Muitos agricultores dizem que doaram parte do excedente para bancos de alimentos e programas Meals on Wheels, que foram sobrecarregados com a demanda. Mas há muito mais comida perecível disponível do que as instituições de caridade podem absorver.
Os custos de colheita, processamento e transporte de produtos e leite para bancos de alimentos ou outras áreas de necessidade colocariam mais pressão financeira nas fazendas que viram a metade de seus clientes pagantes desaparecer. Exportar grande parte do excesso de alimentos também não é viável, dizem os agricultores, porque muitos clientes internacionais também estão lutando contra a pandemia e as recentes flutuações cambiais tornam as exportações não lucrativas.
“É comovente”, disse Paul Allen, co-proprietário da RC Hatton, que teve que destruir milhões de quilos de feijão e repolho em suas fazendas no sul da Flórida e na Geórgia.
Crédito …Rose Marie Cromwell para o New York Times
Crédito …Rose Marie Cromwell para o New York Times
A destruição generalizada de alimentos frescos – em um momento em que muitos americanos estão sofrendo financeiramente e milhões estão subitamente desempregados – é uma virada de eventos especialmente distópica, mesmo para os padrões de uma pandemia global. Ele reflete a profunda incerteza econômica provocada pelo vírus e quão difícil tem sido para grandes setores da economia, como a agricultura, se adaptarem a uma mudança tão repentina na maneira como devem operar.

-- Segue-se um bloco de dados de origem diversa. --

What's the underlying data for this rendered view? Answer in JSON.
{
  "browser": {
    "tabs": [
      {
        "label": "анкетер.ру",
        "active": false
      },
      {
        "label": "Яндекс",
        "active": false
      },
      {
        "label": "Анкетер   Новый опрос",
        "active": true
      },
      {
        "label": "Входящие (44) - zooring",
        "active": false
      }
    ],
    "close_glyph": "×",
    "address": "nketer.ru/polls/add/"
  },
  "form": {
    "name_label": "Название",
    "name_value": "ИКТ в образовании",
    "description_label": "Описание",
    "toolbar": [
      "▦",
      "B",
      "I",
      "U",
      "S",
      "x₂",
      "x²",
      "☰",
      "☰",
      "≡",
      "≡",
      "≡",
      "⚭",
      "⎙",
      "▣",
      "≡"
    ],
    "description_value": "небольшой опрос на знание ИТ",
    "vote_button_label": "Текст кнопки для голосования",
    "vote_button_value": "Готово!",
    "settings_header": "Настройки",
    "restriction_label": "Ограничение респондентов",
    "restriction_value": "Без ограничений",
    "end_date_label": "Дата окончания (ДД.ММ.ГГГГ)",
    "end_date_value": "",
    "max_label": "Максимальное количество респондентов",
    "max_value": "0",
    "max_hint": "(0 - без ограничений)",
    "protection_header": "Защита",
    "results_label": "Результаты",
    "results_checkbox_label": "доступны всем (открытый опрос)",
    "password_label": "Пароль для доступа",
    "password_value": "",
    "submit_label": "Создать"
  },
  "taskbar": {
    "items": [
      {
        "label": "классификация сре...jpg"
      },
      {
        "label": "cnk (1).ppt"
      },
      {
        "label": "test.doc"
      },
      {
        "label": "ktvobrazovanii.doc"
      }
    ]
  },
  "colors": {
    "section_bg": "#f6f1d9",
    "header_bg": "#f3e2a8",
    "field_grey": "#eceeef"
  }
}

Mesmo com Allen e outros agricultores plantando legumes frescos no solo, eles tiveram que plantar a mesma colheita novamente, esperando que a economia recomeçasse quando o próximo lote de legumes estiver pronto para a colheita. Mas se a indústria de serviços alimentícios permanecer fechada, essas culturas também poderão ter que ser destruídas.
Os agricultores também estão aprendendo em tempo real sobre os hábitos de consumo do país.
O período de quarentena mostra a diferença de preparo de vegetais nas refeições preparadas em casa e oferecidas em restaurantes.
“As pessoas não fazem anéis de cebola em casa”, disse Shay Myers, um cultivador de cebola de terceira geração cujos campos se estendem pela fronteira de Oregon e Idaho.
Myers disse que não há boas soluções para o excesso de alimentos frescos. Depois que seu maior cliente – a indústria de restaurantes – fechou na Califórnia e em Nova York, sua fazenda começou a redistribuir cebolas de sacos de 50 libras em sacolas menores que podiam ser vendidas em supermercados. Ele também começou a congelar algumas cebolas, mas ele tem capacidade limitada de armazenamento a frio.
Crédito …Rose Marie Cromwell para o New York Times
Com poucas outras opções, Myers começou a enterrar dezenas de milhares de quilos de cebola e a deixar elas se decomporem nas trincheiras.
“Não há como redistribuir as quantidades que estamos falando”, disse ele.
Ao longo das décadas, os bancos de alimentos do país tentaram deixar de oferecer principalmente refeições processadas para servir produtos frescos. Mas a pandemia causou escassez de voluntários, tornando mais difícil servir frutas e verduras, que consomem muito tempo e são caras de transportar.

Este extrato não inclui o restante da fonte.